'Don Jon' review: A lesser director-writer-star would have a mess on his hands
'Don Jon' is funnier than you expect, smarter than it looks and more touching/sincere than anticipated.
In short: 'Don Jon' (Joseph Gordon-Levitt) objectifies everything in his life, especially women. When he meets a girl who might be 'the one' (Scarlett Johansson), Jon must face his porn addiction and acknowledge why he pursues his philandering lifestyle. (watch the trailer)
Reducing Gordon-Levitt's triple-threat (acting/directing/writing) debut as a simply a 'movie about masturbating' is silly. This is an ambitious and layered film that's part character study of an addict and part critique of a fantasy-obsessed culture.
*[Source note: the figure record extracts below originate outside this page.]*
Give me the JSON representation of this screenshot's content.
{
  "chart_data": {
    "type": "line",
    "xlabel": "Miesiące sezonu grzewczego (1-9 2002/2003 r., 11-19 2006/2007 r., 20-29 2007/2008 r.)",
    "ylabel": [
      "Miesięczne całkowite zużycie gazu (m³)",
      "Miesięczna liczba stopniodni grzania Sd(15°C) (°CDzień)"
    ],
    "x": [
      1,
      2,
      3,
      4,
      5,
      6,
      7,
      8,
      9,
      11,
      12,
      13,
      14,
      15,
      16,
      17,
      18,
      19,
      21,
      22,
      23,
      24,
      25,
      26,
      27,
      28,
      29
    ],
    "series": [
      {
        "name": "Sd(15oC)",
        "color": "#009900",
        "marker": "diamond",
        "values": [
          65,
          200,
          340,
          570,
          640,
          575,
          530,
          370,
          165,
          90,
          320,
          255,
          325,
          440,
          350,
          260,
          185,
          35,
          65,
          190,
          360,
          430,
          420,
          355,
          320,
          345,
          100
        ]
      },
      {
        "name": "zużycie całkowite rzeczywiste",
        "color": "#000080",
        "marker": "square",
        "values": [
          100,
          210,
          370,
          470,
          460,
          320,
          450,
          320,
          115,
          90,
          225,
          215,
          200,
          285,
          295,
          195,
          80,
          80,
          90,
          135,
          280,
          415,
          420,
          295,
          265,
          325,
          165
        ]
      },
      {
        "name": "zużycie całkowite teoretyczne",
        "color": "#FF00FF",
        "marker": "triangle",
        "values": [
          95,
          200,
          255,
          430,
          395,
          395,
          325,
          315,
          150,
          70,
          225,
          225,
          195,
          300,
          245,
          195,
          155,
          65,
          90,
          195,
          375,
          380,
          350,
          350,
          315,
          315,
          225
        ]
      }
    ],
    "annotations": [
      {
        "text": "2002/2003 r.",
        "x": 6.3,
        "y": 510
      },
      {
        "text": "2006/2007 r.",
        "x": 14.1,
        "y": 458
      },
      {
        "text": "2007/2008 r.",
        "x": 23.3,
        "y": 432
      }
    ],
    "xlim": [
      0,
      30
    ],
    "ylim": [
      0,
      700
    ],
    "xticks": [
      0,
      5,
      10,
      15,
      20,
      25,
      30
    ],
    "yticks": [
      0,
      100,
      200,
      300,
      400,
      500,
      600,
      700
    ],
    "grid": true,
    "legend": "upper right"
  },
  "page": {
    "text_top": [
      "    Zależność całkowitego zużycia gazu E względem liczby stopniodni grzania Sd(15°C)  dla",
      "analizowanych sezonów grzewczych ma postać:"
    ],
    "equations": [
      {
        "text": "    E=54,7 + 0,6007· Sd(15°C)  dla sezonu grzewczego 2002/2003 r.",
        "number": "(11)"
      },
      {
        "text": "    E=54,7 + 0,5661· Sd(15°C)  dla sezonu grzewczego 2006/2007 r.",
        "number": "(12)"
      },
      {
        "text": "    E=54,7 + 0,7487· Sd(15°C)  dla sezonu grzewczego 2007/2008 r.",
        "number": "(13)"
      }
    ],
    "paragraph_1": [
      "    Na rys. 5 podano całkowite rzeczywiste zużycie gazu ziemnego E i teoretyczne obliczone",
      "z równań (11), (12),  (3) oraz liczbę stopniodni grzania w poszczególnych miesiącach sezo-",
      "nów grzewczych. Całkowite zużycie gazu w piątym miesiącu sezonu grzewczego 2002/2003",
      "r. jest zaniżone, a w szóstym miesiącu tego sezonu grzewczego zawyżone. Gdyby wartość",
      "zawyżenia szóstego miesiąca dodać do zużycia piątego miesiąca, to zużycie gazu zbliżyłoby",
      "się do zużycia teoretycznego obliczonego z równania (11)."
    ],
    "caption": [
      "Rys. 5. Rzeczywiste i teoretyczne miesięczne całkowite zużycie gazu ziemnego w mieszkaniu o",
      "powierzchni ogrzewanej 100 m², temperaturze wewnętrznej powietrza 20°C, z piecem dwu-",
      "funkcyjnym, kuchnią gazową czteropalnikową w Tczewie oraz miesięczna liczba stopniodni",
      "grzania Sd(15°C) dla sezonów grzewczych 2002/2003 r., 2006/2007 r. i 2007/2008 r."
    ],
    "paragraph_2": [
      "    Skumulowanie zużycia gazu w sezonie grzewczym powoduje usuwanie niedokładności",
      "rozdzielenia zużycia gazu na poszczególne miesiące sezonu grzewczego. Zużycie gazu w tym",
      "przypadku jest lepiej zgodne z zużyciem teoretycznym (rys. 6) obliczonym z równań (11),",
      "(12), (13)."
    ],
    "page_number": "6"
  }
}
But first and foremost, 'Don Jon' is a sharp and hilarious comedy. At its core, this is a film about an addict whose addiction has eroded his overall satisfaction with life. If the addiction were heroin or booze, this film would have a much darker tone. But JGL turns the addiction drama on its head, fills it with fun characters and packs its screenplay with great comedic beats/hilarious dialogue - all without compromising the story's addiction-based narrative.
JGL also prove he has a masterful control of story conventions. Some basic elements of 'Don Jon' are repeated over and over again - Jon confessing his sins at church, working out at the gym, eating Sunday dinner with his family. Although these elements are repeated, they are slightly different each time - and they reveal Jon's evolution throughout the film.
Perfect example: Gordon-Levitt even turns the simple start-up sound of a MacBook into a hilarious comedic device.
Finally - and perhaps most importantly - Joseph Gordon-Levitt has directed a film with a clear, signature voice. It's funny tone never takes away from its honest moments. Its critique of a society that objectifies almost everything isn't so cynical as to jarringly contrast with the film's oddly touching, emotional core.
However, since no film is perfect, 'Don Jon' isn't without its flaws. The main actresses seem to be acting in two very different movies: Scarlett Johansson dangerously flirts with playing a character from an 'SNL' skit while Julianne Moore gives a wonderful - but more grounded - dramatic performance. Although the ending is touching and makes sense - it's also very abrupt. And in its effort to critique a culture of objectification, 'Don Jon' itself would fail the 'Bechdel Test' miserably.
Final word: 'Don Jon' is an excellent triple-threat debut for Gordon-Levitt, who has crafted an interesting comedy with an unexpected depth.